Like the young pupils of the fictional St. Nicholas Church School, John Patrick Shanley grew up in the Bronx in the 1960s, misbehaving his way through a Catholic school education. While Shanley drew on his working-class neighborhood and personal history for Doubt, the play’s real catalyst was his fascination with America’s collective resistance to uncertainty. When he started writing in 2003, in the wake of the United States-led invasion of Iraq, Shanley was transfixed by the volatility of clashing political commentators on television and the erosion of intellectual debate. “Everyone had a very entrenched opinion, but there was no real exchange, and if someone were to say ‘I don’t know,’ it was as if they would be put to death in the media coliseum,” he recalls. “There was this mask of certainty in our society that I saw hardening to the point that it was developing a crack—and that crack was doubt.”
His title in hand, Shanley mapped his approach. “I wanted to explore the idea that doubt has an infinite nature, that it allows for growth and change, whereas certainty is a dead-end,” he says. “Where there is certainty, the conversation is over, and I’m interested in the conversation, especially because another word for that conversation is ‘life.’”
Doubt is often described as an examination of the Catholic sex abuse scandals, but despite Shanley’s connection to the events—a family member was molested by Father John Geoghan, one of the serial rapists exposed by the criminal investigation into the Archdiocese of Boston—he wasn't interested in dramatizing the real-life cases. “I was looking for a polarizing situation, one in which most people would brook no hesitation in condemning a person—and then throwing those assumptions back at the audience in a different light,” Shanley says. Doubt questions the value and nature of moral certitude, and what happens when belief falters to reveal the great unknown.
Shanley set Doubt in 1964, during a time of sweeping change both for the Catholic Church, thanks to the modernizing reforms of the Second Vatican Council (Vatican II), and for the United States, which was still reeling from the Kennedy assassination even as it headed into a social and sexual revolution, and as the Civil Rights Movement gained momentum. “[1964] was when I started becoming aware that the foundation on which my world was built was not as firm as I thought,” reflects Shanley. “That was a pivotal time of going from complete faith in establishments and hierarchies, to questioning those establishments and hierarchies—like the military, and organized religion.
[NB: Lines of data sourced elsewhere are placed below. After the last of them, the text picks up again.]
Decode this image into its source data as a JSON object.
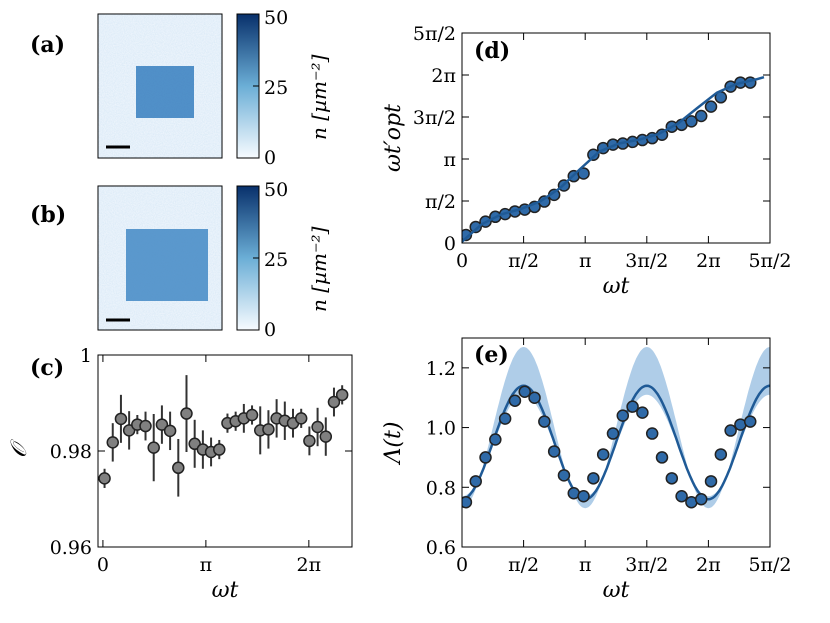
{
  "panels": {
    "a": {
      "label": "(a)"
    },
    "b": {
      "label": "(b)"
    },
    "c": {
      "label": "(c)"
    },
    "d": {
      "label": "(d)"
    },
    "e": {
      "label": "(e)"
    }
  },
  "colorbar": {
    "ticks": [
      "50",
      "25",
      "0"
    ],
    "label": "n [µm⁻²]",
    "colors": [
      "#f7fbff",
      "#6baed6",
      "#08306b"
    ]
  },
  "chart_data": [
    {
      "id": "c",
      "type": "scatter",
      "title": "",
      "xlabel": "ωt",
      "ylabel": "𝒪",
      "xlim": [
        -0.15,
        7.6
      ],
      "ylim": [
        0.96,
        1.0
      ],
      "xticks": [
        {
          "v": 0,
          "label": "0"
        },
        {
          "v": 3.14159,
          "label": "π"
        },
        {
          "v": 6.28319,
          "label": "2π"
        }
      ],
      "yticks": [
        {
          "v": 0.96,
          "label": "0.96"
        },
        {
          "v": 0.98,
          "label": "0.98"
        },
        {
          "v": 1.0,
          "label": "1"
        }
      ],
      "series": [
        {
          "name": "overlap",
          "color": "#808080",
          "x": [
            0.05,
            0.3,
            0.55,
            0.8,
            1.05,
            1.3,
            1.55,
            1.8,
            2.05,
            2.3,
            2.55,
            2.8,
            3.05,
            3.3,
            3.55,
            3.8,
            4.05,
            4.3,
            4.55,
            4.8,
            5.05,
            5.3,
            5.55,
            5.8,
            6.05,
            6.3,
            6.55,
            6.8,
            7.05,
            7.3
          ],
          "y": [
            0.9743,
            0.9818,
            0.9867,
            0.9843,
            0.9855,
            0.9852,
            0.9807,
            0.9855,
            0.9842,
            0.9765,
            0.9878,
            0.9815,
            0.9803,
            0.9798,
            0.9803,
            0.9858,
            0.9862,
            0.9868,
            0.9875,
            0.9843,
            0.9845,
            0.9868,
            0.9863,
            0.9858,
            0.9868,
            0.9821,
            0.985,
            0.983,
            0.9902,
            0.9917
          ],
          "err": [
            0.002,
            0.004,
            0.005,
            0.004,
            0.002,
            0.003,
            0.007,
            0.004,
            0.004,
            0.006,
            0.008,
            0.005,
            0.004,
            0.003,
            0.002,
            0.002,
            0.002,
            0.003,
            0.002,
            0.005,
            0.004,
            0.004,
            0.004,
            0.003,
            0.002,
            0.003,
            0.004,
            0.004,
            0.003,
            0.002
          ]
        }
      ]
    },
    {
      "id": "d",
      "type": "scatter",
      "title": "",
      "xlabel": "ωt",
      "ylabel": "ωt′opt",
      "xlim": [
        0,
        7.85398
      ],
      "ylim": [
        0,
        7.85398
      ],
      "xticks": [
        {
          "v": 0,
          "label": "0"
        },
        {
          "v": 1.5708,
          "label": "π/2"
        },
        {
          "v": 3.14159,
          "label": "π"
        },
        {
          "v": 4.71239,
          "label": "3π/2"
        },
        {
          "v": 6.28319,
          "label": "2π"
        },
        {
          "v": 7.85398,
          "label": "5π/2"
        }
      ],
      "yticks": [
        {
          "v": 0,
          "label": "0"
        },
        {
          "v": 1.5708,
          "label": "π/2"
        },
        {
          "v": 3.14159,
          "label": "π"
        },
        {
          "v": 4.71239,
          "label": "3π/2"
        },
        {
          "v": 6.28319,
          "label": "2π"
        },
        {
          "v": 7.85398,
          "label": "5π/2"
        }
      ],
      "series": [
        {
          "name": "data",
          "color": "#2f6aa8",
          "x": [
            0.1,
            0.35,
            0.6,
            0.85,
            1.1,
            1.35,
            1.6,
            1.85,
            2.1,
            2.35,
            2.6,
            2.85,
            3.1,
            3.35,
            3.6,
            3.85,
            4.1,
            4.35,
            4.6,
            4.85,
            5.1,
            5.35,
            5.6,
            5.85,
            6.1,
            6.35,
            6.6,
            6.85,
            7.1,
            7.35
          ],
          "y": [
            0.3,
            0.6,
            0.8,
            0.98,
            1.08,
            1.18,
            1.25,
            1.35,
            1.55,
            1.8,
            2.15,
            2.5,
            2.6,
            3.3,
            3.55,
            3.68,
            3.72,
            3.78,
            3.85,
            3.92,
            4.05,
            4.35,
            4.42,
            4.55,
            4.75,
            5.1,
            5.45,
            5.85,
            6.0,
            6.0
          ]
        },
        {
          "name": "fit",
          "color": "#1f5a96",
          "x": [
            0,
            0.5,
            1.0,
            1.5,
            2.0,
            2.5,
            3.0,
            3.5,
            4.0,
            4.5,
            5.0,
            5.5,
            6.0,
            6.5,
            7.0,
            7.5,
            7.7
          ],
          "y": [
            0.05,
            0.7,
            1.07,
            1.27,
            1.56,
            2.05,
            2.75,
            3.42,
            3.72,
            3.86,
            4.07,
            4.46,
            5.05,
            5.62,
            5.95,
            6.12,
            6.2
          ]
        }
      ]
    },
    {
      "id": "e",
      "type": "line",
      "title": "",
      "xlabel": "ωt",
      "ylabel": "Λ(t)",
      "xlim": [
        0,
        7.85398
      ],
      "ylim": [
        0.6,
        1.3
      ],
      "xticks": [
        {
          "v": 0,
          "label": "0"
        },
        {
          "v": 1.5708,
          "label": "π/2"
        },
        {
          "v": 3.14159,
          "label": "π"
        },
        {
          "v": 4.71239,
          "label": "3π/2"
        },
        {
          "v": 6.28319,
          "label": "2π"
        },
        {
          "v": 7.85398,
          "label": "5π/2"
        }
      ],
      "yticks": [
        {
          "v": 0.6,
          "label": "0.6"
        },
        {
          "v": 0.8,
          "label": "0.8"
        },
        {
          "v": 1.0,
          "label": "1.0"
        },
        {
          "v": 1.2,
          "label": "1.2"
        }
      ],
      "model": {
        "mean": 0.95,
        "amp": 0.19,
        "band_amp": 0.27,
        "center": 0.97,
        "band_lo_offset": -0.01
      },
      "series": [
        {
          "name": "data",
          "color": "#2f6aa8",
          "x": [
            0.1,
            0.35,
            0.6,
            0.85,
            1.1,
            1.35,
            1.6,
            1.85,
            2.1,
            2.35,
            2.6,
            2.85,
            3.1,
            3.35,
            3.6,
            3.85,
            4.1,
            4.35,
            4.6,
            4.85,
            5.1,
            5.35,
            5.6,
            5.85,
            6.1,
            6.35,
            6.6,
            6.85,
            7.1,
            7.35
          ],
          "y": [
            0.75,
            0.82,
            0.9,
            0.96,
            1.03,
            1.09,
            1.12,
            1.1,
            1.02,
            0.92,
            0.84,
            0.78,
            0.77,
            0.83,
            0.91,
            0.98,
            1.04,
            1.07,
            1.05,
            0.98,
            0.9,
            0.83,
            0.77,
            0.75,
            0.76,
            0.82,
            0.91,
            0.99,
            1.01,
            1.02
          ]
        },
        {
          "name": "fit",
          "color": "#1f5a96"
        },
        {
          "name": "uncertainty band",
          "color": "#a6c8e6"
        }
      ]
    }
  ]
}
I wanted to capture something about that lost moment.”
The clash between old and new manifests in the struggle between Sister Aloysius, the rigid, by-the-book principal of the parish school, and Father Flynn, the charismatic priest trying to upend the school’s traditional customs. After Sister Aloysius learns of Father Flynn’s potentially inappropriate relationship with Donald Muller, the school’s first Black student, she embarks on a crusade to remove him from his post, despite having no hard proof that he has assaulted Donald. But despite the strength of Sister Aloysius’ righteousness, she faces an uphill battle against the male-dominated hierarchy of the Church, which protects its own.
This isn’t the first time that Sister Aloysius has dealt with suspicions of clergy sexual abuse; she references “a priest who had to be stopped” eight years ago at her previous parish. At St. Nicholas, she lacks allies in the Church leadership to properly handle her concerns, leaving her with only one reliable source of authority: her own certainty. Sister Aloysius shed her ideals long ago, and is now molded out of conviction and resolve, as she repeatedly asserts to the young Sister James: “Innocence can only be wisdom in a world without evil,” and “It is not your place to be complacent. That’s for the children,” and lastly, “When you take a step to address wrongdoing, you are taking a step away from God, but in his service.” Sister Aloysius resists doubt because it is a surrender of power—in a situation, and rapidly changing world, where she has increasingly little.
Doubt is a play of conversations and confrontations, punctuated with two sermons delivered by Father Flynn, and culminating in a face-off between him and Sister Aloysius. Is Father Flynn a serial predator, allowed to flourish by a corrupt system? Is Sister Aloysius on a vengeful smear campaign against an innocent man, or is she right to follow her intuition? Shanley offers no concrete answers, opting instead to embrace ambiguity and let the sense of doubt ultimately linger with the audience. As he writes in the preface, “You may come out of my play uncertain. You may want to be sure. Look down on that feeling. We’ve got to learn to live with a full measure of uncertainty. There is no last word. That’s the silence under the chatter of our time.”